The dynamic calibration of the DFN model is performed with synthetic simulation model of a field with four main stacked naturally fractured reservoirs under natural aquifer drive, denoted as Reservoir 1, 2, 3 and 4 in ascending order from top to bottom, as illustrated in Figure 7. The field is a salt-related anticlinal structure and has several predominantly normal faults with fault patterns consistent with the structural dome. The reservoirs are separated by anhydritic zones as a vertical flow barrier. Reservoirs 1 and 2, however, indicate vertical pressure communication through the faults and are, in terms of dynamic pressure response, combined into one flow unit, denoted as Reservoir 1–2.

Figure 7.

Schematic illustration of the modeled reservoir structure.

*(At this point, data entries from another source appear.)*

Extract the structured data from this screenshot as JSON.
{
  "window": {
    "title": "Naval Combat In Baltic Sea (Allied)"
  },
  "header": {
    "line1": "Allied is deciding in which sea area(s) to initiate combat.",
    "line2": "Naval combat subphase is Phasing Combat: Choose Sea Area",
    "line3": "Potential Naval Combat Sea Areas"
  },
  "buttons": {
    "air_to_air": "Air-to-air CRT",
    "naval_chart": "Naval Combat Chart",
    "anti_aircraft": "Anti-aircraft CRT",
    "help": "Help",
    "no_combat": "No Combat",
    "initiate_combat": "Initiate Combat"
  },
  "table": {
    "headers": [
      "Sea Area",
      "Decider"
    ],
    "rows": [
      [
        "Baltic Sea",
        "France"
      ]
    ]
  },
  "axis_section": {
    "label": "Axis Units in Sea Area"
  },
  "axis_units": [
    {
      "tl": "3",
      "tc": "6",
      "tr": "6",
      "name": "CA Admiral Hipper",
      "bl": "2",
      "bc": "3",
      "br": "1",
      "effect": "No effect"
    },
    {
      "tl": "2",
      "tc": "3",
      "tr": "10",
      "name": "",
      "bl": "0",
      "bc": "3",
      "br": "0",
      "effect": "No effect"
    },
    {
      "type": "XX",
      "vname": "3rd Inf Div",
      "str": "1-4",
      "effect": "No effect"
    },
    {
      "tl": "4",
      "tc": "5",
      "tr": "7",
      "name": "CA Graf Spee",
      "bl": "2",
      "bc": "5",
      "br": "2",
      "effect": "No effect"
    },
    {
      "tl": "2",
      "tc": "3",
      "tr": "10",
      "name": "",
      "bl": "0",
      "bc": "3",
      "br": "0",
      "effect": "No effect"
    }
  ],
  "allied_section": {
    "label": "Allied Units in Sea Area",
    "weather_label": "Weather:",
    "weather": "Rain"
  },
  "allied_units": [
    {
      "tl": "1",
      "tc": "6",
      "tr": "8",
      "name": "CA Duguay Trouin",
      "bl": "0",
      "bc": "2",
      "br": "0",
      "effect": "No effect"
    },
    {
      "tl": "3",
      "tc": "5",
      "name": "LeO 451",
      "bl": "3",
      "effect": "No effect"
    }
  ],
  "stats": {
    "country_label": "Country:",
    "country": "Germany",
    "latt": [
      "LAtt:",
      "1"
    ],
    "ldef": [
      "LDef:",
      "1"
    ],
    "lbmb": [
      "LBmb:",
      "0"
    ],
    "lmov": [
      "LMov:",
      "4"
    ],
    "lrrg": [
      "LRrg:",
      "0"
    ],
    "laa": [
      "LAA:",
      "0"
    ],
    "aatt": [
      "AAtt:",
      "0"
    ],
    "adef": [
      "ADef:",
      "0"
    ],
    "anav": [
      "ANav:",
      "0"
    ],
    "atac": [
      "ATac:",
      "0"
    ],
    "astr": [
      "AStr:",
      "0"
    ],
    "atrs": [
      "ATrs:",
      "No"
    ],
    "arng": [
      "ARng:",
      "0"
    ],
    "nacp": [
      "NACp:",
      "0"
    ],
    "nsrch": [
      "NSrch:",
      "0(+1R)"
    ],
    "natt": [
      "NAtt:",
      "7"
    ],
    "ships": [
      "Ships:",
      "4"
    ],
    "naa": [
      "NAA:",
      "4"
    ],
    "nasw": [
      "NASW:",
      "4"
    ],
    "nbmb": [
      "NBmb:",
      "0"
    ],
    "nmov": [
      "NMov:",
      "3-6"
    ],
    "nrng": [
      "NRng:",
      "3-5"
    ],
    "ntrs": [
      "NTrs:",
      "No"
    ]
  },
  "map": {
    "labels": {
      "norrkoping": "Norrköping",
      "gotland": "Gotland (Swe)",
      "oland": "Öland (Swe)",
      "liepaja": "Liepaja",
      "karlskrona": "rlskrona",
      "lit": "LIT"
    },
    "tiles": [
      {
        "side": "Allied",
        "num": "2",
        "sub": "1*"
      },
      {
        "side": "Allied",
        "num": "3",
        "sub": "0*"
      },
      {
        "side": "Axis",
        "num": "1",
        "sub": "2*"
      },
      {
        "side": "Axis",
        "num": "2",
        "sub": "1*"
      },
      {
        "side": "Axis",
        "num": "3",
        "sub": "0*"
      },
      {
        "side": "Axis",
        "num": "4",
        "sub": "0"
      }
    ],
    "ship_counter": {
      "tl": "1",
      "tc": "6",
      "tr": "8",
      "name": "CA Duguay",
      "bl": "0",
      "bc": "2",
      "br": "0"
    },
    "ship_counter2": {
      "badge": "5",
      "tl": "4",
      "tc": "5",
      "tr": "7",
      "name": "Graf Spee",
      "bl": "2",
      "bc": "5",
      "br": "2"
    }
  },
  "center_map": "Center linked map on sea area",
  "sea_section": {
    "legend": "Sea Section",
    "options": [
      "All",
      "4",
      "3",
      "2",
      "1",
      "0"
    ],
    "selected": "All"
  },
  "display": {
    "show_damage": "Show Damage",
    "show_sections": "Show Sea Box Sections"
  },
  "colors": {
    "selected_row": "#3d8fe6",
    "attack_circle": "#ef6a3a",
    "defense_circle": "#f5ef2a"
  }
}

The simulation model is a 3-phase flow, black oil, dual-porosity dual-permeability (DPDP) model and has an approximate grid size of 10 million cells. In computational terms, the grid size if effectively double since in DPDP systems, the matrix and fracture media are each represented with individual grids, hydrodynamically connected via fracture-matrix mass transfer function (see Eq. (2)). To avail acceptable simulation runtimes for models of comparable size and complexity it is recommended to utilize parallel and highly scalable simulators [10], deployed on high-performance computing (HPC) platforms.

4.1 Uncertainty quantification, sensitivity and dynamic variability

In dynamic model reconciliation studies, one of the crucial tasks is to understand the process of generating multiple (fracture) representative model realizations under uncertainty (i.e., the definition of sampling distributions and uncertainty intervals) that render sufficient dynamic response variability as well as the integration of fracture models into the workflow for dynamic model updating and assisted history matching (AHM).

The fracture modeling workflow stochastically samples from probability density distribution functions (pdf’s) quantified for all principal components of the DFN model, such as fracture length, L/H ratio, orientation, fracture aperture with intrinsic permeability as well as fracture density and intensity. Following the data analysis and uncertainty quantification, the sampled distributions have assigned the types/shapes and uncertainty boundaries. Examples of pdf’s, corresponding to selected DFN parameters as modeled and sampled herewith, are given in Figure 8.

Figure 8.

Examples of probability density functions (pdf’s) corresponding to selected uncertain DFN parameters as sampled in the process of uncertainty quantification. Sampled frequency corresponds to 2-level DoE (Plackett-Burman) and 3-level DoE (Latin hypercube).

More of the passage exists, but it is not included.